São João da Cruz escreve: "Tão grande é a importância de nos servirmos da razão e doutrina evangélica que, mesmo no caso de recebermos algo por via sobrenatural  queiramos ou não  só devemos admiti-lo quando é conforme à razão e aos ensinamentos do Evangelhos" (A Subida do monte Carmelo, 1.2 c. 21 n. 4; ver também em Si Si No No, ed. francesa, de agosto de 1990: Brouillards du révélationnisme et lumière de la foi, pelo padre Calmel O.P.).

E, com esta regra fundamental, se faria justiça à imensa maioria das "revelações" atuais. Mas o atual pululamento de fenômenos pseudo-místicos é tão estreitamente ligado à crise neo-modernista que atormenta a Igreja, que se torne necessária uma explanação muito mais vasta.

 

Raízes protestantes

A Igreja Católica ensina de modo infalível que a fé é essencialmente um assentimento sobrenatural da inteligência à verdade revelada por Deus (Vaticano I, Dz. 1789). Certo, a inteligência é levada a este assentimento sob a ação da graça; certo, esse assentimento é acompanhado de humildade, de confiança, de abandono (o ato de fé não é um frio julgamento científico), mas o ato de fé é antes de tudo e essencialmente um ato da inteligência, a adesão do espírito a uma verdade, obscura em seus "porque" e no "como" e, no entanto, muito certa, porque revelada por Deus, que não se engana nem pode nos enganar.

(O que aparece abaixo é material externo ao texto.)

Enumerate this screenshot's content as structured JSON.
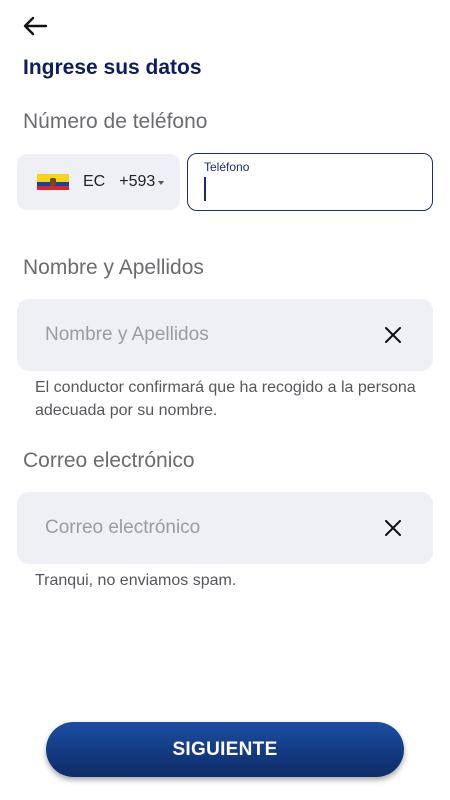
{
  "header": {
    "back_icon": "arrow-left-icon",
    "title": "Ingrese sus datos"
  },
  "phone": {
    "section_label": "Número de teléfono",
    "country_code": "EC",
    "dial_code": "+593",
    "flag_icon": "ecuador-flag-icon",
    "field_label": "Teléfono",
    "value": ""
  },
  "name": {
    "section_label": "Nombre y Apellidos",
    "placeholder": "Nombre y Apellidos",
    "helper": "El conductor confirmará que ha recogido a la persona adecuada por su nombre."
  },
  "email": {
    "section_label": "Correo electrónico",
    "placeholder": "Correo electrónico",
    "helper": "Tranqui, no enviamos spam."
  },
  "footer": {
    "button_label": "SIGUIENTE"
  },
  "colors": {
    "brand": "#0f1d5e",
    "button": "#133a82",
    "field_bg": "#eef0f6"
  }
}
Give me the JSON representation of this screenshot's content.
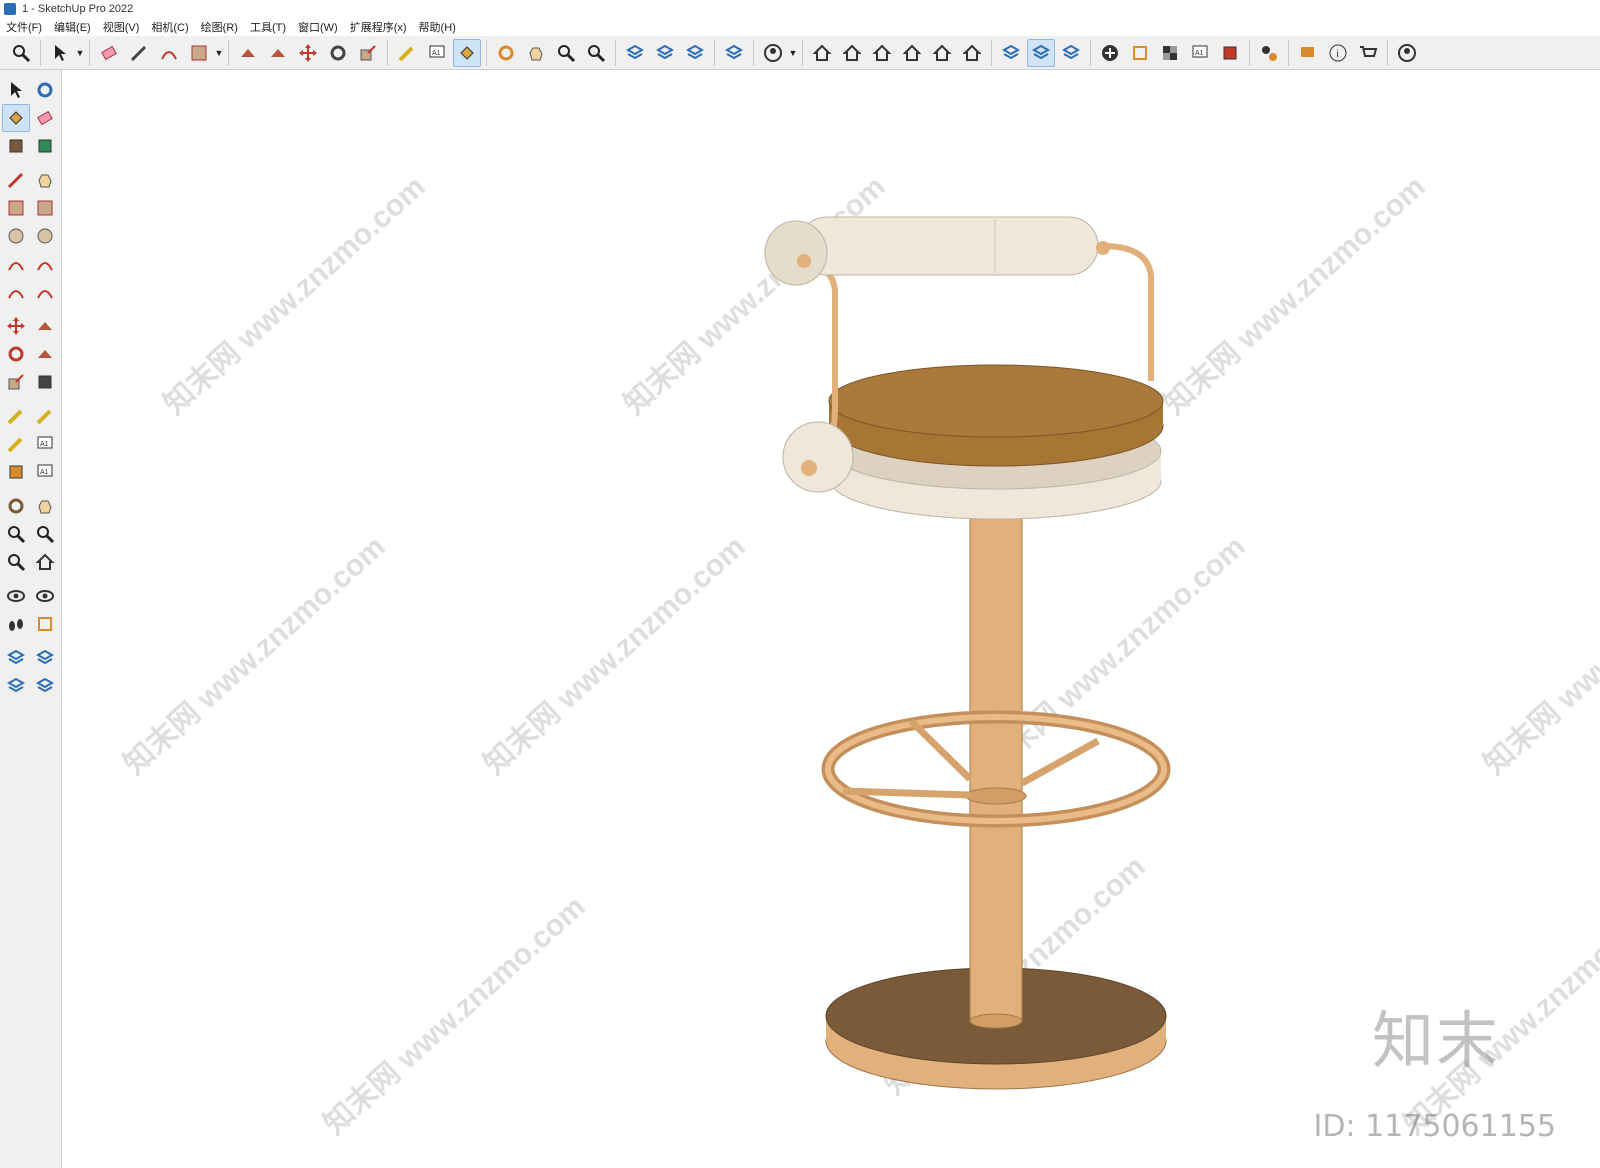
{
  "window": {
    "title": "1 - SketchUp Pro 2022"
  },
  "menus": [
    "文件(F)",
    "编辑(E)",
    "视图(V)",
    "相机(C)",
    "绘图(R)",
    "工具(T)",
    "窗口(W)",
    "扩展程序(x)",
    "帮助(H)"
  ],
  "toolbar": {
    "groups": [
      [
        "zoom-icon"
      ],
      [
        "select-icon"
      ],
      [
        "eraser-icon",
        "pencil-icon",
        "arc-icon",
        "rectangle-icon"
      ],
      [
        "push-pull-icon",
        "follow-me-icon",
        "move-icon",
        "rotate-icon",
        "scale-icon"
      ],
      [
        "tape-measure-icon",
        "text-icon",
        "paint-bucket-icon"
      ],
      [
        "orbit-icon",
        "pan-icon",
        "zoom-tool-icon",
        "zoom-extents-icon"
      ],
      [
        "sandbox-icon",
        "sandbox-smoove-icon",
        "sandbox-stamp-icon"
      ],
      [
        "sandbox-drape-icon"
      ],
      [
        "user-icon"
      ],
      [
        "iso-view-icon",
        "front-view-icon",
        "home-view-icon",
        "top-view-icon",
        "right-view-icon",
        "back-view-icon"
      ],
      [
        "components-icon",
        "outliner-icon",
        "styles-icon"
      ],
      [
        "add-location-icon",
        "section-plane-icon",
        "materials-icon",
        "texture-icon",
        "trimble-connect-icon"
      ],
      [
        "extension-manager-icon"
      ],
      [
        "chat-icon",
        "info-icon",
        "cart-icon"
      ],
      [
        "account-icon"
      ]
    ],
    "active": [
      "paint-bucket-icon",
      "outliner-icon"
    ]
  },
  "sidebar": {
    "groups": [
      [
        "select-icon",
        "orbit-icon",
        "paint-bucket-icon",
        "eraser-icon",
        "make-component-icon",
        "tag-icon"
      ],
      [
        "pencil-icon",
        "freehand-icon",
        "rectangle-icon",
        "rotated-rectangle-icon",
        "circle-icon",
        "polygon-icon",
        "arc-icon",
        "2-point-arc-icon",
        "3-point-arc-icon",
        "pie-icon"
      ],
      [
        "move-icon",
        "push-pull-icon",
        "rotate-icon",
        "follow-me-icon",
        "scale-icon",
        "offset-icon"
      ],
      [
        "tape-measure-icon",
        "dimension-icon",
        "protractor-icon",
        "text-icon",
        "axes-icon",
        "3d-text-icon"
      ],
      [
        "orbit-tool-icon",
        "pan-icon",
        "zoom-icon",
        "zoom-window-icon",
        "zoom-extents-icon",
        "previous-view-icon"
      ],
      [
        "position-camera-icon",
        "look-around-icon",
        "walk-icon",
        "section-plane-icon"
      ],
      [
        "sandbox-from-contours-icon",
        "sandbox-from-scratch-icon",
        "sandbox-smoove-icon",
        "sandbox-stamp-icon"
      ]
    ],
    "active": [
      "paint-bucket-icon"
    ]
  },
  "viewport": {
    "watermark_text": "知末网 www.znzmo.com",
    "brand_logo": "知末",
    "id_label": "ID: 1175061155"
  },
  "colors": {
    "wood": "#e2b07a",
    "wood_dark": "#bf8a55",
    "base_top": "#7a5a38",
    "seat": "#a87634",
    "cushion": "#efe7da",
    "cushion_shade": "#d9cfbf"
  }
}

O protestantismo, ao contrário, realizou uma verdadeira revolução coperniana: o ato de fé, para Lutero, não é um ato de conhecimento ou intelectual (a razão seria, em matéria de religião, inteiramente cega e a Igreja católica teria errado em lhe dar confiança demais), mas um simples ato efetivo ou emocional; não mais a adesão a todas as verdades reveladas (fé dogmática), mas simples sentimento de bem estar espiritual, confiança de ser perdoado e salvo. A revolução coperniana de Lutero achou sua sistematização filosófica no kantismo, que desvaloriza a razão (agnosticismo) e recorre à vontade ou "razão prática" para dar um fundamento à religião.

 

A revolução modernista

O modernismo hoje e o neomodernismo marcham sobre os traços do protestantismo ou do kantismo, mesmo se à oposição kantiana entre "razão pura" (inteligência) e "razão prática" (vontade) eles preferem a oposição entre razão e sentimento: "para os modernistas, escreve São Pio X, a revelação divina não pode ser crível por sinais exteriores, e [...] é somente pela experiência individual ou pela inspiração privada que os homens são movidos à fé" (Pascendi).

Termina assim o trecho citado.